«Dans notre secteur, les salariés sont fortement motivés par le sens de leur mission et les valeurs de l’organisation», soutient la DRH de la Stëmm vun der Strooss, Tatiana Escure.  (Photo: Maison Moderne)

«Dans notre secteur, les salariés sont fortement motivés par le sens de leur mission et les valeurs de l’organisation», soutient la DRH de la Stëmm vun der Strooss, Tatiana Escure.  (Photo: Maison Moderne)

Tatiana Escure est DRH de la Stëmm vun der Strooss. Dans le cadre de la première édition des Awards «Paperjam HR Leaders 2025», elle évoque l’évolution du rôle des ressources humaines.

People and Organisational Performance

Dans la quête de performance, quelles attributions pour une DRH aux côtés du CEO? La fonction consiste-t-elle à exécuter une feuille de route ou à orienter la stratégie d’entreprise?

. – «Depuis quelques années, la fonction a grandement évolué et permet aux entreprises de s’appuyer sur leur DRH pour orienter la stratégie d’entreprise, surtout en termes de compétences humaines. Avec des sujets comme l’équilibre vie privée/vie professionnelle ou le bien-être au travail, le ou la DRH est à l’écoute du terrain et permet d’orienter la stratégie.

Comment combiner la quête de performance avec des aspirations toujours plus élevées en matière de work-life balance?

«La quête de performance et le respect du work-life balance ne sont pas contradictoires, mais complémentaires. Des collaborateurs épanouis et équilibrés sont plus motivés, productifs et engagés. Il s’agit donc de considérer cela comme un levier de performance.

Talent Acquisition

Le marché de l’emploi est dominé par la «guerre des talents». De quelle manière concrète cela se traduit-il dans vos propres processus de recrutement? À quelles difficultés êtes-vous confrontée?

«Dans notre processus de recrutement, orienté vers le social, nous n’avons pas, à proprement parler, de guerre des talents à notre niveau. Par contre, nous rencontrons des difficultés à recruter pour certains métiers à cause de la reconnaissance des diplômes ou des exigences linguistiques. Cela peut prendre un certain temps, notamment pour les assistants sociaux, par exemple.

Quelles sont les «armes» déployées dans votre entreprise afin de mener à bien cette bataille? Et de quelles «armes» supplémentaires aimeriez-vous disposer si vous aviez le pouvoir de faire évoluer les règlements et les lois?

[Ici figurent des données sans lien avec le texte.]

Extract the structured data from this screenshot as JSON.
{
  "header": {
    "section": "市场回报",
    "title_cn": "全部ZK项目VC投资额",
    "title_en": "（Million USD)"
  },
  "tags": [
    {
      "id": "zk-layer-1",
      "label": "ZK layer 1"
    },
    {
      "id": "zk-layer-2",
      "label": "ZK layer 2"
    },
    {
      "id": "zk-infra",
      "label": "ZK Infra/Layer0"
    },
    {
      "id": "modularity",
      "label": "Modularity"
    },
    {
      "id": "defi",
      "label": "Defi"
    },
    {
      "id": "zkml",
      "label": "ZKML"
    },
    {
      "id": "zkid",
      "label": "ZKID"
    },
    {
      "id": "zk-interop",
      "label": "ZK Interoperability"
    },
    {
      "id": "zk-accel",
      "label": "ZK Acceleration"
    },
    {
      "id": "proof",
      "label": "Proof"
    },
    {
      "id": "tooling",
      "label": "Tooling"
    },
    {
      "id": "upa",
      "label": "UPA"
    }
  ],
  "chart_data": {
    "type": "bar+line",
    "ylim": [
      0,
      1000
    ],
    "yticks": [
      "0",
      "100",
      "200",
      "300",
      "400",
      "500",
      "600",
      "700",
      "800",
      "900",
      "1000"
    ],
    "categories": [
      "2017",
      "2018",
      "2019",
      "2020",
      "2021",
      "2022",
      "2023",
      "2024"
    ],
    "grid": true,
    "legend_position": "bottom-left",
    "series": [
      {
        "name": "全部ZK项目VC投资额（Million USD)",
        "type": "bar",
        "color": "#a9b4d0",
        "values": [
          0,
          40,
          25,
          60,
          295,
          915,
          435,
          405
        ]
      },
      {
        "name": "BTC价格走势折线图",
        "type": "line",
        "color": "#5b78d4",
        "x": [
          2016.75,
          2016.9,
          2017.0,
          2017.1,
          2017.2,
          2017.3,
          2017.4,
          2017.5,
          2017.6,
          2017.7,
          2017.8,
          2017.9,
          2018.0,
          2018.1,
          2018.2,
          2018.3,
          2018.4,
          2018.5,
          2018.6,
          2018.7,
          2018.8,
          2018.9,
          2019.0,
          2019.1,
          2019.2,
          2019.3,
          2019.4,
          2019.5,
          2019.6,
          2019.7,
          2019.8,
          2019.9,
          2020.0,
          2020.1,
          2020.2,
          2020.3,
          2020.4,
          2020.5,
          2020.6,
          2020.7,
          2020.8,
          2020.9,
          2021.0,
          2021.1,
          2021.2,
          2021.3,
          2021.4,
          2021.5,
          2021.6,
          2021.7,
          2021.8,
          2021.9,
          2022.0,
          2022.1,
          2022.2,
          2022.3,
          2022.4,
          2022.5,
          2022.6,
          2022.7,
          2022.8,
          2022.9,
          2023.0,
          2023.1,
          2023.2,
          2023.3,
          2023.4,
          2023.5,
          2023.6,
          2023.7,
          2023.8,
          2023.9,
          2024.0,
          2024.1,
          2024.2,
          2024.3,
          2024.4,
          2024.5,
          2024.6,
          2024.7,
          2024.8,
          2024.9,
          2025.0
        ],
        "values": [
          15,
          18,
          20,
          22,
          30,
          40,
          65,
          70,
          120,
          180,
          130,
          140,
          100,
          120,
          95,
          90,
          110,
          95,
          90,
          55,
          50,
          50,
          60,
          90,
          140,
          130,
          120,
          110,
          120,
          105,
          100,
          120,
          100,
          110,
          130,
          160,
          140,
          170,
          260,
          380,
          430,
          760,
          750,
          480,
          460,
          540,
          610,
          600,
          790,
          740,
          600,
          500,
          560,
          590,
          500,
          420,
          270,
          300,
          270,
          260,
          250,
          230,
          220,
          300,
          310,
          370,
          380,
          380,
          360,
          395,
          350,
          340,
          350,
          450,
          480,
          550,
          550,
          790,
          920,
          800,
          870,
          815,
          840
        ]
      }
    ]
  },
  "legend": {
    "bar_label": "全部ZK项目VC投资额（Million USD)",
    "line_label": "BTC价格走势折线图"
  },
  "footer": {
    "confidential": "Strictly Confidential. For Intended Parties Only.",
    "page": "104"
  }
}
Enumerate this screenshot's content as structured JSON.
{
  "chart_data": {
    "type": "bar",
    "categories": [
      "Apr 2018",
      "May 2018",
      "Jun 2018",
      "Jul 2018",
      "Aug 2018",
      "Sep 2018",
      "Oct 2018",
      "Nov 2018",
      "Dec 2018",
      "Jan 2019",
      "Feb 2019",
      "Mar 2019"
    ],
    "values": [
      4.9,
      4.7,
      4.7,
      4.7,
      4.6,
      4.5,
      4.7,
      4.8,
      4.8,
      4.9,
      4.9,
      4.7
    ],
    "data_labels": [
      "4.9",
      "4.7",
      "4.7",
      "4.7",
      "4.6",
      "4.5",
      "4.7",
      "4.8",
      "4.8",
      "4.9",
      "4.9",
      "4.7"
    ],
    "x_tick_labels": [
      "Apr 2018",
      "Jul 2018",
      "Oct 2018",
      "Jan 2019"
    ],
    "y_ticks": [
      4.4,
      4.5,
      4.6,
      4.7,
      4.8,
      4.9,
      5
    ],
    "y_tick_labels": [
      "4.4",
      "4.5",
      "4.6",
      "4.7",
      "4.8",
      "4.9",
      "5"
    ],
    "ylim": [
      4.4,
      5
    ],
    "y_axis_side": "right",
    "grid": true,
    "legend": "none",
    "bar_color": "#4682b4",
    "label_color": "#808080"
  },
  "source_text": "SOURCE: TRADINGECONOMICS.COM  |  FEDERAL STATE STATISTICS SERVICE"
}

«Je ne parlerai pas d’armes, mais nous avons un recrutement assez transparent et nous aidons les salariés à acquérir les langues manquantes grâce à des cours. À notre niveau, il est difficile de faire évoluer les règlements et les lois, mais une simplification serait la bienvenue.

Employer Branding

Appliquée à votre organisation, quelle est votre définition de la «marque employeur»?

«À Stëmm vun der Strooss, la marque employeur reflète notre mission sociale forte et notre engagement envers les personnes en situation de précarité. Nous offrons à nos salariés la possibilité de contribuer à un projet porteur de sens tout en bénéficiant de possibilités de développement personnel. Cette combinaison d’impact social et d’épanouissement individuel définit notre identité en tant qu’employeur.

À la lumière de cette définition, quel est le rôle des RH dans la valorisation de cette «marque employeur»?

«Notre service RH joue un rôle central dans la marque employeur, notamment en recrutant des profils alignés avec nos valeurs, en favorisant le développement et l’intégration de chaque salarié. Les personnes qui postulent connaissent déjà souvent notre marque de fabrique, car notre mission est presque unique au Luxembourg. L’aide aux personnes démunies et en précarité est une cause qui touche beaucoup.

Re and Upskilling

En matière d’upskilling, quels sont les besoins prioritaires que vous avez identifiés au sein de votre organisation?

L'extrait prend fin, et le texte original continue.